1). Due colleghi hanno preso il treno per Bologna e passavano da una carrozza alla ricerca di due posti liberi. Entrano in una carrozza e trovano una gita di studenti adolescenti che rientra a casa. Un po’ l’età, un po’ le lunghe camminate che avranno fatto, fatto sta che in quella carrozza non si respirava dalla puzza. I due colleghi si guardano e passano decisamente oltre! Mentre lo raccontavano, con quel bell’accento bolognese, abbiamo rivisto il terrore nei loro occhi.

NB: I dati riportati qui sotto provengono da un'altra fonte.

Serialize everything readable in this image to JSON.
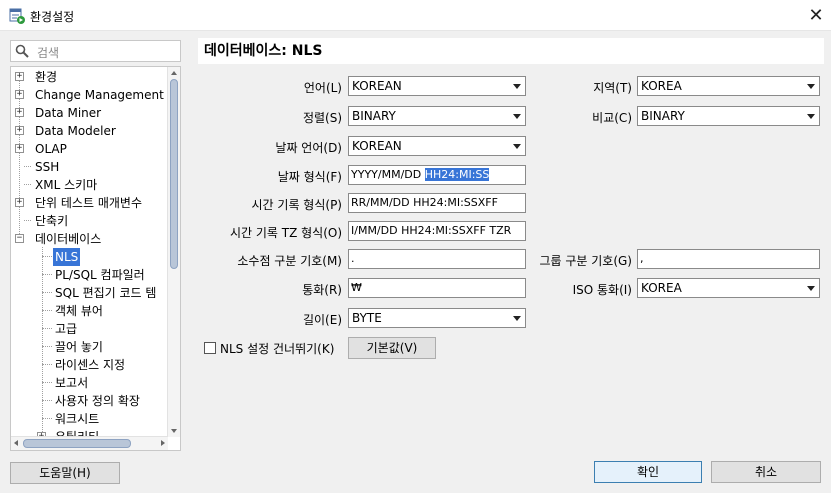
{
  "window": {
    "title": "환경설정",
    "close": "✕"
  },
  "search": {
    "placeholder": "검색"
  },
  "tree": {
    "items": [
      {
        "label": "환경",
        "expandable": true
      },
      {
        "label": "Change Management D",
        "expandable": true
      },
      {
        "label": "Data Miner",
        "expandable": true
      },
      {
        "label": "Data Modeler",
        "expandable": true
      },
      {
        "label": "OLAP",
        "expandable": true
      },
      {
        "label": "SSH",
        "expandable": false
      },
      {
        "label": "XML 스키마",
        "expandable": false
      },
      {
        "label": "단위 테스트 매개변수",
        "expandable": true
      },
      {
        "label": "단축키",
        "expandable": false
      },
      {
        "label": "데이터베이스",
        "expandable": true,
        "expanded": true
      },
      {
        "label": "NLS",
        "selected": true
      },
      {
        "label": "PL/SQL 컴파일러"
      },
      {
        "label": "SQL 편집기 코드 템"
      },
      {
        "label": "객체 뷰어"
      },
      {
        "label": "고급"
      },
      {
        "label": "끌어 놓기"
      },
      {
        "label": "라이센스 지정"
      },
      {
        "label": "보고서"
      },
      {
        "label": "사용자 정의 확장"
      },
      {
        "label": "워크시트"
      },
      {
        "label": "유틸리티"
      }
    ]
  },
  "panel": {
    "title": "데이터베이스: NLS",
    "language": {
      "label": "언어(L)",
      "value": "KOREAN"
    },
    "territory": {
      "label": "지역(T)",
      "value": "KOREA"
    },
    "sort": {
      "label": "정렬(S)",
      "value": "BINARY"
    },
    "comparison": {
      "label": "비교(C)",
      "value": "BINARY"
    },
    "date_language": {
      "label": "날짜 언어(D)",
      "value": "KOREAN"
    },
    "date_format": {
      "label": "날짜 형식(F)",
      "value_plain": "YYYY/MM/DD ",
      "value_selected": "HH24:MI:SS"
    },
    "timestamp_format": {
      "label": "시간 기록 형식(P)",
      "value": "RR/MM/DD HH24:MI:SSXFF"
    },
    "timestamp_tz_format": {
      "label": "시간 기록 TZ 형식(O)",
      "value": "I/MM/DD HH24:MI:SSXFF TZR"
    },
    "decimal_separator": {
      "label": "소수점 구분 기호(M)",
      "value": "."
    },
    "group_separator": {
      "label": "그룹 구분 기호(G)",
      "value": ","
    },
    "currency": {
      "label": "통화(R)",
      "value": "₩"
    },
    "iso_currency": {
      "label": "ISO 통화(I)",
      "value": "KOREA"
    },
    "length": {
      "label": "길이(E)",
      "value": "BYTE"
    },
    "skip_nls": {
      "label": "NLS 설정 건너뛰기(K)",
      "checked": false
    },
    "default_button": "기본값(V)"
  },
  "footer": {
    "help": "도움말(H)",
    "ok": "확인",
    "cancel": "취소"
  }
}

2). Sempre i due malcapitati sulla linea Firenze-Bologna avanzano da una carrozza all’altra nella speranza di sedersi. Improvvisamente si imbattono in una donna ferma, immobile, a metà carrozza con lo sguardo fisso nel vuoto. La scena di uno che mima lei e dell’altro che le dice tutto quello che le avrebbe voluto dire è stata fantastica! Esorcizzazione dello stress allo stato puro.

3). Ultimo, ma non certo per importanza è il ragazzo che è capitato di incontrare a me pochi giorni fa. Sale a Pisa e chiede degli spiccioli che gli mancano per comprare il biglietto: “scusate, mi mancano 1,5€ per fare il biglietto, avreste mica anche 1€?”. Mito, genio assoluto! Chiede l’elemosina con tanto di offerta al ribasso.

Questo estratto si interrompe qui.